The only thing that changed is I discovered that anti-capitalism is a real, legitimate thing and there are other people who feel the same (even if I can only find them on the internet)
Have their estranged parent move in with them for two years because said parent is dying. Let them experience how every facet of our western social contract fails while changing adult diapers and feeding an extra mouth, with the added joy of trying to stay employed and raise a toddler!
I was pretty much a regular liberal in a former life, I would even dare say centrist. And then the above happened to me and I've seen first hand what's waiting for most of us when we're no longer useful to capitalism. Get fucked with any supposed nuanced ideas of liberal incrementalism and voting for the right Dems, and go read some theory. Then ponder, what is the Western answer to global warming, homelessness, and/or any human challenge not associated with making (someone else) money?

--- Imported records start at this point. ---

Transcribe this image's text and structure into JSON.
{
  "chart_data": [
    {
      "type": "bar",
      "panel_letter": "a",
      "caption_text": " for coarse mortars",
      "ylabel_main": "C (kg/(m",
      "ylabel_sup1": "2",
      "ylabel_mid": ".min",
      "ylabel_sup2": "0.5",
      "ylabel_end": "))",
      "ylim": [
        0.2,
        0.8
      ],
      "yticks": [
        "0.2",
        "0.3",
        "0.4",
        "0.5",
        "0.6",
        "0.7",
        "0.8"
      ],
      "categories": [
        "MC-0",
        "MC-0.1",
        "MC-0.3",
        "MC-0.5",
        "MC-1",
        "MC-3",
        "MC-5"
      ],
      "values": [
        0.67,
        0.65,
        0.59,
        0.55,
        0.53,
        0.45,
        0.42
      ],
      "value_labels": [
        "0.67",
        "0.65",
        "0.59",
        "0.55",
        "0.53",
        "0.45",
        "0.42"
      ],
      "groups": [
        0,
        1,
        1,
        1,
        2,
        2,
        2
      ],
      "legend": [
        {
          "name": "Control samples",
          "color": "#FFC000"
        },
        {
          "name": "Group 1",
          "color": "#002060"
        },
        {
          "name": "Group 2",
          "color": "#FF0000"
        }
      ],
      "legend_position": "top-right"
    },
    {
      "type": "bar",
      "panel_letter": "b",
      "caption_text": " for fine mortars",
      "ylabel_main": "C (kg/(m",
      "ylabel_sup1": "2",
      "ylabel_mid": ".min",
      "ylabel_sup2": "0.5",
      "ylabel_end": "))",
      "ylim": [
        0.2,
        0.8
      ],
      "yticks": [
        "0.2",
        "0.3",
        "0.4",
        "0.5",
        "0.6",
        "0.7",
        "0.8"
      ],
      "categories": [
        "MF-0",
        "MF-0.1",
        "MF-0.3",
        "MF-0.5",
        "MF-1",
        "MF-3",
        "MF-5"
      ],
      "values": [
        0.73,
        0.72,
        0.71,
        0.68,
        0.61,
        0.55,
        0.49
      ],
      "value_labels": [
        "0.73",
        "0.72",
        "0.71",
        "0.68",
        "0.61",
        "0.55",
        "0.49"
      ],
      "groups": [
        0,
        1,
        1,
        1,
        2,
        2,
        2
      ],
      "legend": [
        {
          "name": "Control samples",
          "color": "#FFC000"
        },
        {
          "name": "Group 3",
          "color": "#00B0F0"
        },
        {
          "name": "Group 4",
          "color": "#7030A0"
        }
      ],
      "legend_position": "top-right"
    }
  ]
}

After that, welcome to Hexbear.
i feel like this is a pretty regular topic on here, but a recap of mine: arab american child during the bush administration, us government is openly a white christian supremacist plutocracy that lies and kills for profit. then obama wins, cool young guy, first black president, supposed to fix everything. he doesn't, weakens civil liberties even further, cracks down on whistleblowers, bails out the banks. and somehow the people that hated bush still love him. Trayvon Martin is killed. PRISM is exposed. nothing seems to change. I learn about history, both in school and on the internet. how there used to be pitched battles on American soil waged against the workers by the bosses. Sacco and Vanzetti. I learn about the Nakba and about Vietnam. Leaving home gets me out of my upper class bubble and makes me realize just how fucked most people are.
On a personal level I was a basically unhappy kid who became an unhappy and neurotic adult. I was browsing 4chan a lot and steeping in the ambient bigotry of the site, but with my liberal upbringing, i was only able to stand it as long as i could believe that it was all just a joke. i quit when gamergate happened and i realized that some of these guys have real issues with women and black people and also think the jews are coming for their toys. Besides being morally odious, it was too clearly a tantrum. Cringe. Helped me self-reflect. Spent a lot of time on tumblr, read some cool posts, even read actual books where before all i read was scifi novels. Became anarchy.
If there's a theme, it was realizing that things are worse than I previously thought, that everyone already knows, and they don't care. I'm not sure if that still works for young people. Now, everybody cares, no one ever shuts up about how everything is terrible. But also no one knows what to do or why it's all happening, and it's like their goal is to get back to 20 years ago when everything was fine, actually.